Получив аттестат зрелости в московской Свято-Владимирской православной гимназии, Божков не стал сразу поступать в высшие духовные школы. Он успешно окончил Московскую медицинскую академию им. Сеченова, несколько лет отдал общеврачебной практике. Но борисоглебские места по-прежнему оставались в его жизни — и детскими воспоминаниями, и продолжавшимися визитами и встречами со старыми друзьями и с новыми знакомыми. К этому моменту директор Ивановской средней общеобразовательной школы Владимир Мартышин уже несколько лет восстанавливал взорванный при советской власти храм. В один прекрасный день средняя дочь Мартышина Мария стала супругой Божкова.

«Потом я готовился к рукоположению, и нужно было выбирать — принимать священство в Москве или в Ярославской епархии, — вспоминает собеседник. — Я выбрал второй вариант и три года прослужил в Ростове».

— Вы городской человек, — обращаюсь к молодому настоятелю. — Конечно, привыкли к определенному комфорту, как и ваши родные. Родственникам, наверное, непросто было отпустить вас в дальние края?

— Ну не такие уж они и дальние, все-таки здесь не целина и не Дальний Восток. Маша тут практически выросла, школу она в Ивановском окончила. Первое время было действительно непросто, но родные меня понимали и поддерживали. И бытовая неустроенность разрешилась за несколько лет.

Целинники

Директор Ивановской средней школы Владимир Мартышин, увязая по щиколотку в весенней грязи, спускается в окоп и пытается увлечь ­гостя-корреспондента за бруствер. Оценив степень риска для собственной обуви, благоразумно остаюсь на более или менее твердом кусочке глины и снимаю директора, демонстрирующего тактические приемы воинского подразделения в обороне, с почтительного отдаления.

«Жаль, что не пошли, — сокрушается Владимир Сергеевич. — Там детали машин военных, блиндаж построен».

С Мартышина, собственно, всё 23 года назад и началось. Успешный московский репортер, за плечами которого была работа в изданиях «Водный транспорт», «Советский воин» и «Москва», обладатель журналистской премии им. Гиляровского за 1986 год, Владимир Сергеевич неожиданно снялся с обжитого места и с тремя детьми и женой сорвался в эту глухомань.

«Ну, жена была за: собственно, она-то впервые и высказала эту идею, — перечисляет Владимир Сергеевич причины, подвигнувшие его на безумный с точки зрения среднего горожанина поступок. — Город вообще и Москва в частности меня тяготили: я деревенский по рождению, по сознанию и по натуре человек, хотя случилось так, что полжизни прожил в столицах. Наконец, ехал я не директорствовать, а учить детей литературе и русскому языку».

Начинал в 1990-м году Мартышин работать в средней школе, в которой было всего 56 учеников, а уроки по десяти предметам не от хорошей жизни вели девочки-выпускницы.
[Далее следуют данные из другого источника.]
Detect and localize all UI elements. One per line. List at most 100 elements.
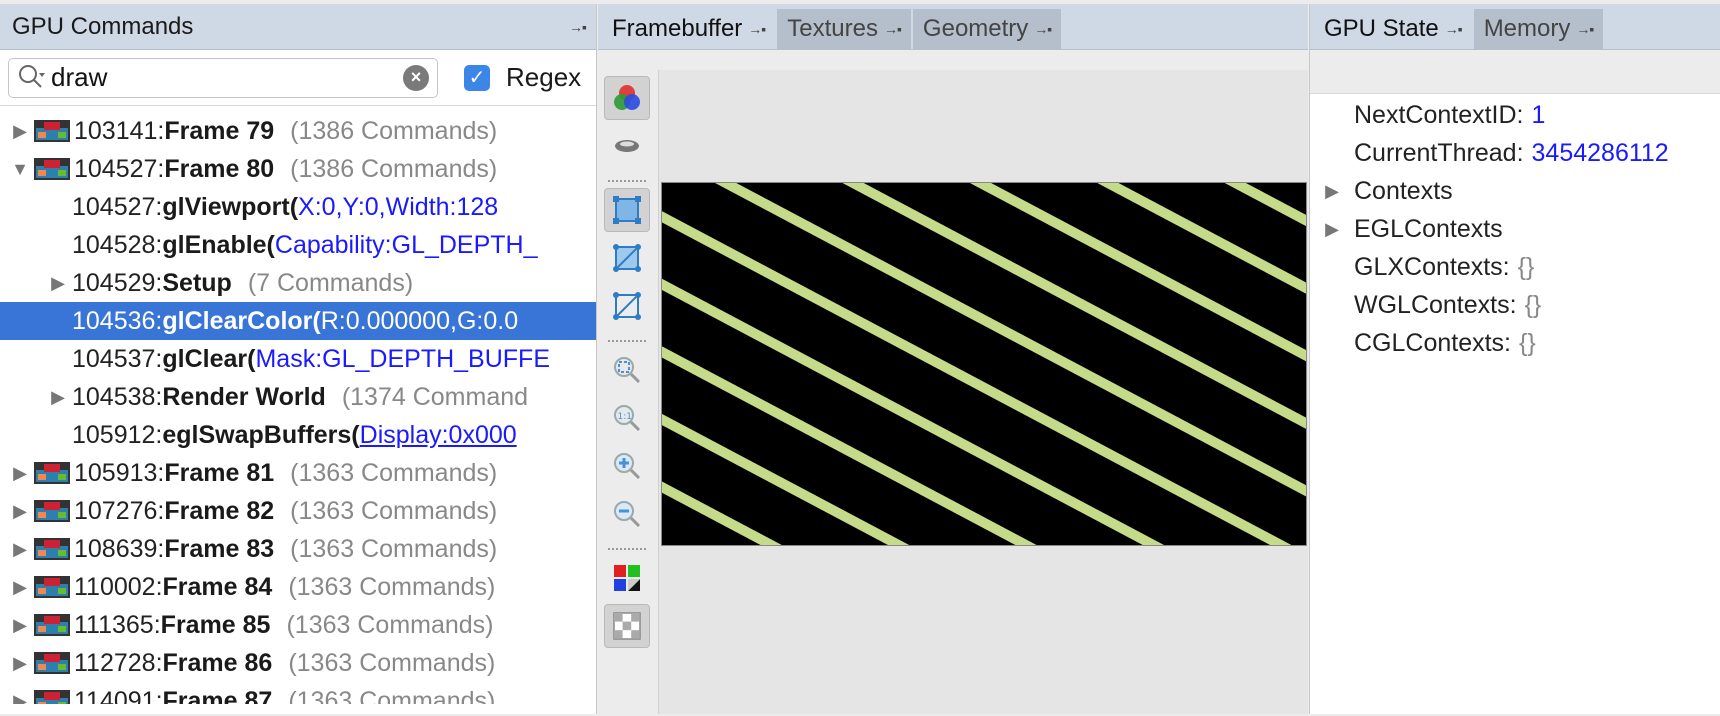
search-input[interactable] [51, 62, 403, 93]
command-row[interactable]: 104537: glClear(Mask: GL_DEPTH_BUFFE [0, 340, 596, 378]
expand-arrow-icon[interactable]: ▶ [6, 577, 34, 598]
command-row[interactable]: ▶ 105913: Frame 81 (1363 Commands) [0, 454, 596, 492]
command-id: 104537: [72, 344, 163, 373]
tab-textures[interactable]: Textures →▪ [777, 9, 911, 49]
command-row[interactable]: 104528: glEnable(Capability: GL_DEPTH_ [0, 226, 596, 264]
tab-gpu-state[interactable]: GPU State →▪ [1314, 9, 1472, 49]
pin-icon[interactable]: →▪ [569, 19, 587, 35]
command-count: (1386 Commands) [290, 116, 498, 145]
flip-alt-button[interactable] [604, 284, 650, 328]
pane-title: GPU Commands [12, 12, 194, 40]
framebuffer-canvas-area[interactable] [658, 70, 1308, 714]
color-channels-button[interactable] [604, 76, 650, 120]
tab-label: Framebuffer [612, 15, 743, 42]
expand-arrow-icon[interactable]: ▶ [6, 121, 34, 142]
command-row[interactable]: ▶ 114091: Frame 87 (1363 Commands) [0, 682, 596, 704]
expand-arrow-icon[interactable]: ▶ [6, 691, 34, 705]
command-count: (1363 Commands) [288, 686, 496, 705]
expand-arrow-icon[interactable]: ▶ [1310, 181, 1354, 202]
param-key: Capability: [274, 230, 392, 259]
expand-arrow-icon[interactable]: ▶ [44, 387, 72, 408]
command-row[interactable]: 104527: glViewport(X: 0, Y: 0, Width: 128 [0, 188, 596, 226]
tab-geometry[interactable]: Geometry →▪ [912, 9, 1062, 49]
command-row[interactable]: ▶ 104529: Setup (7 Commands) [0, 264, 596, 302]
framebuffer-image[interactable] [661, 182, 1307, 546]
command-name: eglSwapBuffers( [162, 420, 360, 449]
command-count: (1363 Commands) [290, 534, 498, 563]
command-row[interactable]: ▶ 103141: Frame 79 (1386 Commands) [0, 112, 596, 150]
flip-button[interactable] [604, 236, 650, 280]
state-value: {} [1524, 290, 1542, 319]
pin-icon[interactable]: →▪ [884, 21, 902, 37]
zoom-fit-button[interactable] [604, 348, 650, 392]
regex-checkbox[interactable]: ✓ [464, 64, 490, 91]
command-count: (1363 Commands) [288, 648, 496, 677]
toolbar-separator [608, 540, 646, 550]
command-count: (1374 Command [341, 382, 529, 411]
regex-toggle[interactable]: ✓ Regex [464, 62, 581, 93]
checkerboard-button[interactable] [604, 604, 650, 648]
command-row[interactable]: ▶ 104538: Render World (1374 Command [0, 378, 596, 416]
command-id: 103141: [74, 116, 165, 145]
tab-memory[interactable]: Memory →▪ [1473, 9, 1604, 49]
command-row[interactable]: ▶ 110002: Frame 84 (1363 Commands) [0, 568, 596, 606]
expand-arrow-icon[interactable]: ▶ [6, 463, 34, 484]
command-count: (1363 Commands) [290, 496, 498, 525]
param-key: Width: [385, 192, 457, 221]
command-row[interactable]: 105912: eglSwapBuffers(Display:0x000 [0, 416, 596, 454]
state-row[interactable]: ▶ EGLContexts [1310, 210, 1720, 248]
command-name: glEnable( [162, 230, 275, 259]
tab-framebuffer[interactable]: Framebuffer →▪ [602, 9, 776, 49]
expand-arrow-icon[interactable]: ▶ [6, 653, 34, 674]
command-name: Frame 87 [162, 686, 273, 705]
command-count: (1363 Commands) [286, 610, 494, 639]
regex-label: Regex [506, 62, 582, 92]
command-id: 105913: [74, 458, 165, 487]
tab-label: GPU State [1324, 15, 1439, 42]
state-key: CurrentThread: [1354, 138, 1524, 167]
tab-label: Geometry [922, 15, 1029, 42]
param-link[interactable]: Display:0x000 [360, 421, 517, 450]
search-icon[interactable] [17, 63, 47, 93]
pin-icon[interactable]: →▪ [748, 21, 766, 37]
state-value: 3454286112 [1531, 138, 1669, 167]
collapse-arrow-icon[interactable]: ▼ [6, 159, 34, 180]
tab-label: Textures [787, 15, 878, 42]
pin-icon[interactable]: →▪ [1034, 21, 1052, 37]
expand-arrow-icon[interactable]: ▶ [1310, 219, 1354, 240]
state-row: GLXContexts:{} [1310, 248, 1720, 286]
expand-arrow-icon[interactable]: ▶ [6, 539, 34, 560]
pin-icon[interactable]: →▪ [1576, 21, 1594, 37]
command-id: 107276: [74, 496, 165, 525]
command-row[interactable]: ▼ 104527: Frame 80 (1386 Commands) [0, 150, 596, 188]
flip-alt-icon [613, 292, 641, 320]
zoom-out-button[interactable] [604, 492, 650, 536]
state-row[interactable]: ▶ Contexts [1310, 172, 1720, 210]
expand-arrow-icon[interactable]: ▶ [6, 615, 34, 636]
command-name: Frame 81 [164, 458, 275, 487]
color-channels-icon [614, 85, 640, 110]
command-row[interactable]: ▶ 111365: Frame 85 (1363 Commands) [0, 606, 596, 644]
color-swatch-button[interactable] [604, 556, 650, 600]
frame-thumbnail-icon [34, 690, 70, 704]
zoom-in-button[interactable] [604, 444, 650, 488]
command-name: Frame 82 [164, 496, 275, 525]
command-id: 114091: [74, 686, 163, 705]
state-key: Contexts [1354, 176, 1453, 205]
depth-button[interactable] [604, 124, 650, 168]
selected-command-row[interactable]: 104536: glClearColor(R: 0.000000, G: 0.0 [0, 302, 596, 340]
command-row[interactable]: ▶ 108639: Frame 83 (1363 Commands) [0, 530, 596, 568]
command-id: 104538: [72, 382, 163, 411]
zoom-actual-icon: 1:1 [614, 405, 641, 432]
pin-icon[interactable]: →▪ [1445, 21, 1463, 37]
gpu-state-pane: GPU State →▪ Memory →▪ NextContextID: 1 Curre… [1309, 4, 1720, 714]
search-box[interactable]: × [8, 57, 438, 98]
zoom-actual-button[interactable]: 1:1 [604, 396, 650, 440]
fit-view-button[interactable] [604, 188, 650, 232]
command-row[interactable]: ▶ 112728: Frame 86 (1363 Commands) [0, 644, 596, 682]
command-row[interactable]: ▶ 107276: Frame 82 (1363 Commands) [0, 492, 596, 530]
expand-arrow-icon[interactable]: ▶ [44, 273, 72, 294]
search-row: × ✓ Regex [0, 50, 596, 106]
clear-search-icon[interactable]: × [403, 64, 429, 91]
expand-arrow-icon[interactable]: ▶ [6, 501, 34, 522]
Для сравнения: в минувшем учебном году в одиннадцати классах насчитывалось 167 детей. «И то я остановил дополнительный набор, — признается Мартышин. — Иначе новобранцам просто не хватило бы места!»
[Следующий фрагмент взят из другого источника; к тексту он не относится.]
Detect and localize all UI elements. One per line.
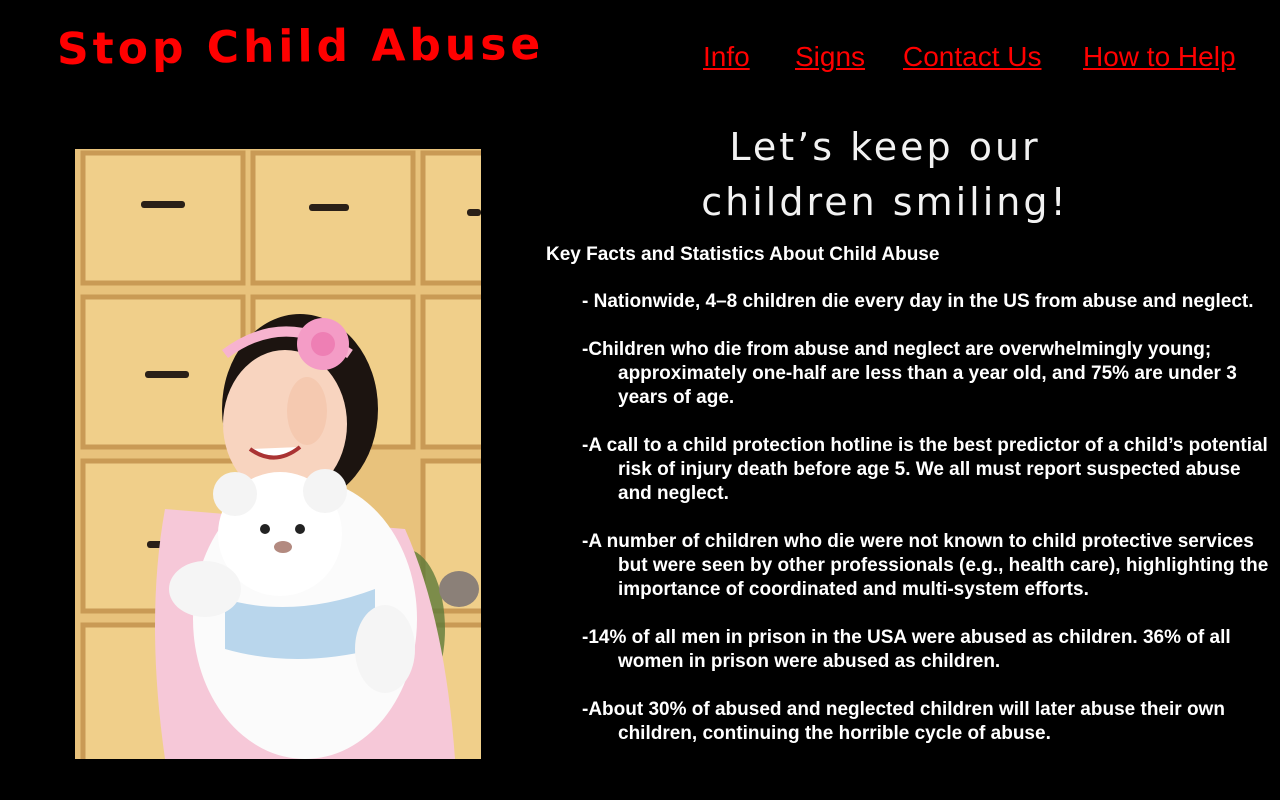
nav-link-signs[interactable]: Signs (795, 40, 865, 74)
tagline-line-1: Let’s keep our (729, 125, 1041, 169)
facts-list: - Nationwide, 4–8 children die every day… (582, 290, 1272, 770)
tagline-line-2: children smiling! (701, 180, 1069, 224)
facts-heading: Key Facts and Statistics About Child Abu… (546, 244, 940, 265)
tagline: Let’s keep our children smiling! (600, 120, 1170, 230)
fact-item: -A call to a child protection hotline is… (582, 435, 1268, 504)
fact-item: -Children who die from abuse and neglect… (582, 339, 1237, 408)
fact-item: -About 30% of abused and neglected child… (582, 699, 1225, 744)
fact-item: - Nationwide, 4–8 children die every day… (582, 291, 1254, 312)
fact-item: -A number of children who die were not k… (582, 531, 1269, 600)
child-photo (75, 149, 481, 759)
nav-link-info[interactable]: Info (703, 40, 750, 74)
nav-link-how-to-help[interactable]: How to Help (1083, 40, 1236, 74)
fact-item: -14% of all men in prison in the USA wer… (582, 627, 1231, 672)
main-nav: Info Signs Contact Us How to Help (0, 40, 1280, 76)
nav-link-contact-us[interactable]: Contact Us (903, 40, 1042, 74)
Школа перенаселена, это видно невооруженным глазом. Ничего удивительного: основное здание, в котором учатся дети, исторически строилось под «началку». Но 52 (!) года назад стоявшая рядом Ивановская средняя школа сгорела и детей перевели сюда.

«Сейчас уже утвержден проект современной школы на 250 человек с отдельным зданием для кадетского корпуса, — рассказывает Мартышин. — В следующем году обещают построить. Так не поверите: еле свободную землю смогли найти! Государство раздало почти всё, что у него было. На околице целина уже фактически, а тронуть не смей: частная собственность. При этом в ответ на нашу активную деятельность рынок неожиданно отреагировал ростом цен на дома. Две избы по три окошка в этом году ушли по полмиллиона рублей. Сроду таких цен в Ивановском не было!»
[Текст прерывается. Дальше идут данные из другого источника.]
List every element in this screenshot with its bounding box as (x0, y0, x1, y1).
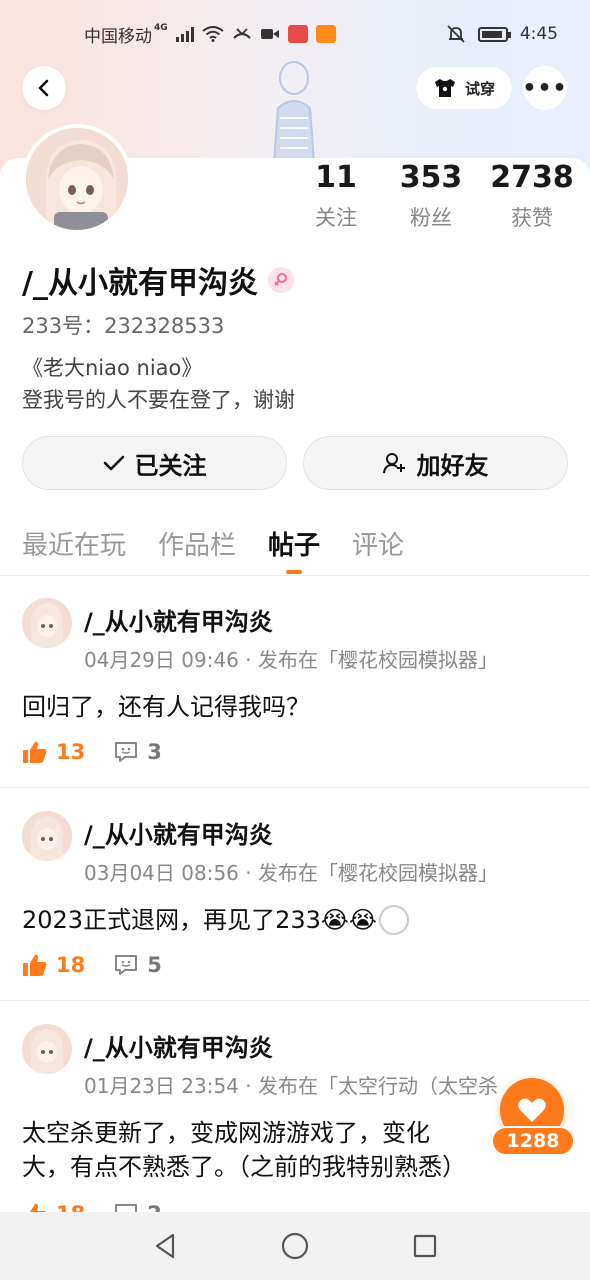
missed-call-icon (232, 28, 251, 39)
chevron-left-icon (38, 79, 49, 97)
wifi-icon (202, 26, 224, 42)
carrier-label: 中国移动 (84, 26, 152, 47)
comment-button[interactable]: 2 (113, 1202, 162, 1212)
stat-likes[interactable]: 2738 获赞 (484, 160, 580, 232)
post-item[interactable]: /_从小就有甲沟炎 04月29日 09:46 · 发布在「樱花校园模拟器」 回归… (0, 576, 590, 788)
post-author-name[interactable]: /_从小就有甲沟炎 (84, 602, 273, 637)
post-author-name[interactable]: /_从小就有甲沟炎 (84, 815, 273, 850)
stat-followers-label: 粉丝 (410, 206, 452, 230)
profile-tabs: 最近在玩 作品栏 帖子 评论 (22, 524, 436, 576)
check-icon (103, 455, 124, 471)
followed-label: 已关注 (134, 451, 207, 480)
thumbs-up-icon (30, 1203, 47, 1212)
followed-button[interactable]: 已关注 (22, 436, 287, 490)
system-nav-bar (0, 1212, 590, 1280)
comment-icon (115, 1204, 138, 1212)
comment-icon (115, 742, 138, 762)
tab-recently-played[interactable]: 最近在玩 (22, 524, 126, 574)
post-divider (0, 787, 590, 788)
try-on-label: 试穿 (464, 79, 495, 98)
post-actions: 18 2 (22, 1202, 162, 1212)
like-button[interactable]: 18 (22, 1202, 85, 1212)
floating-like-count: 1288 (491, 1126, 575, 1156)
more-options-button[interactable]: ••• (522, 66, 568, 110)
stat-likes-label: 获赞 (511, 206, 553, 230)
nav-recents-icon[interactable] (411, 1232, 439, 1260)
try-on-button[interactable]: 试穿 (416, 67, 512, 109)
back-button[interactable] (22, 66, 66, 110)
username: /_从小就有甲沟炎 (22, 266, 258, 301)
avatar-figure-icon (273, 61, 315, 162)
loading-circle-icon (378, 905, 409, 935)
user-id: 233号：232328533 (22, 314, 225, 338)
post-text-line-2: 大，有点不熟悉了。（之前的我特别熟悉） (22, 1153, 466, 1181)
post-actions: 18 5 (22, 953, 162, 977)
add-friend-button[interactable]: 加好友 (303, 436, 568, 490)
battery-icon (477, 26, 511, 42)
mute-bell-icon (447, 25, 465, 43)
network-type: 4G (154, 23, 168, 33)
post-author-avatar[interactable] (22, 1024, 72, 1074)
post-author-avatar[interactable] (22, 598, 72, 648)
signal-icon (175, 26, 194, 42)
post-text: 回归了，还有人记得我吗？ (22, 693, 310, 721)
like-button[interactable]: 13 (22, 740, 85, 764)
stat-followers[interactable]: 353 粉丝 (383, 160, 479, 232)
stat-followers-value: 353 (399, 160, 463, 195)
post-author-name[interactable]: /_从小就有甲沟炎 (84, 1028, 273, 1063)
stat-likes-value: 2738 (490, 160, 574, 195)
comment-count: 2 (147, 1202, 162, 1212)
comment-icon (115, 955, 138, 975)
book-app-icon (287, 25, 308, 43)
heart-icon (518, 1098, 546, 1122)
bio-line-1: 《老大niao niao》 (22, 356, 203, 380)
stat-following[interactable]: 11 关注 (288, 160, 384, 232)
add-user-icon (382, 453, 405, 474)
post-item[interactable]: /_从小就有甲沟炎 03月04日 08:56 · 发布在「樱花校园模拟器」 20… (0, 789, 590, 1001)
nav-home-icon[interactable] (280, 1231, 310, 1261)
stat-following-label: 关注 (315, 206, 357, 230)
post-text: 2023正式退网，再见了233😭😭 (22, 903, 582, 937)
profile-stats: 11 关注 353 粉丝 2738 获赞 (300, 160, 580, 240)
post-divider (0, 1000, 590, 1001)
tab-comments[interactable]: 评论 (352, 524, 404, 574)
play-app-icon (315, 25, 336, 43)
tab-works[interactable]: 作品栏 (158, 524, 236, 574)
tshirt-icon (434, 79, 455, 97)
comment-button[interactable]: 3 (113, 740, 162, 764)
stat-following-value: 11 (315, 160, 357, 195)
like-count: 18 (56, 1202, 85, 1212)
bio-line-2: 登我号的人不要在登了，谢谢 (22, 388, 295, 412)
avatar[interactable] (22, 124, 132, 234)
nav-back-icon[interactable] (151, 1232, 179, 1260)
clock: 4:45 (519, 24, 558, 44)
like-count: 13 (56, 740, 86, 764)
add-friend-label: 加好友 (416, 451, 489, 480)
comment-count: 5 (147, 953, 162, 977)
post-text-content: 2023正式退网，再见了233😭😭 (22, 906, 377, 934)
female-gender-icon (267, 267, 294, 293)
tab-posts[interactable]: 帖子 (268, 524, 320, 574)
thumbs-up-icon (23, 954, 47, 976)
post-actions: 13 3 (22, 740, 162, 764)
username-row: /_从小就有甲沟炎 (22, 258, 294, 302)
comment-button[interactable]: 5 (113, 953, 162, 977)
comment-count: 3 (147, 740, 162, 764)
like-count: 18 (56, 953, 86, 977)
like-button[interactable]: 18 (22, 953, 85, 977)
video-icon (260, 29, 279, 39)
post-meta: 03月04日 08:56 · 发布在「樱花校园模拟器」 (84, 861, 498, 885)
thumbs-up-icon (23, 741, 47, 763)
more-dots-icon: ••• (522, 75, 568, 101)
post-author-avatar[interactable] (22, 811, 72, 861)
post-meta: 04月29日 09:46 · 发布在「樱花校园模拟器」 (84, 648, 498, 672)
В основном переселенцы предпочитают строиться самостоятельно. Кое-кто селится в купленных домах, если удается найти что-нибудь покрепче. Ну а работа?

«Сельхозартель на месте развалившегося колхоза возникла — уже полтысячи гектаров в прошлом году засеяли, в этом году запланировали тысячу, — рассказывает Мартышин. — Бригады по району строительством активно занимаются. У меня 60 человек в школе работают, и еще полтора десятка вакансий нужно заполнить — во как, срочно! Приезжему человеку, если он не лентяй и не алкоголик, место всегда найдется. Единственное, к чему горожане не очень приучены, — к фермерству. Уж на что я потомственный крестьянин, и то дохода этот вид деятельности мне не приносил. Занимался им больше для удовольствия, параллельно с основной работой. Засевал по 20 га овса и ячменя, по 5 га картошки сажал. Бывало, встанешь в пять утра, пашешь… Романтика!»

Ивановский спецназ

Идеологическим, если хотите, цент­ром для сотен переселенцев стало Ивановское, а его фокусом — мартышинская школа с девизом «С миром принимаем» над главным входом. Но произошло это не сразу. Сначала освободилось место директора, и занять его оказалось некому, кроме Владимира Сергеевича. Освоившись, новый руководитель понемногу стал расширять и дополнять учебный план. На первом этапе — мощным курсом краеведения. «Ведь у нас куда ни пойди — всюду ступала нога святого, от преподобных Сергия и Иринарха до священномученика Александра (Елоховского), преподававшего в нашей школе с 1879 по 1886 год (это мы почти случайно выяснили в ходе поисковой работы) и расстрелянного в 1918-м», — рассказывает директор.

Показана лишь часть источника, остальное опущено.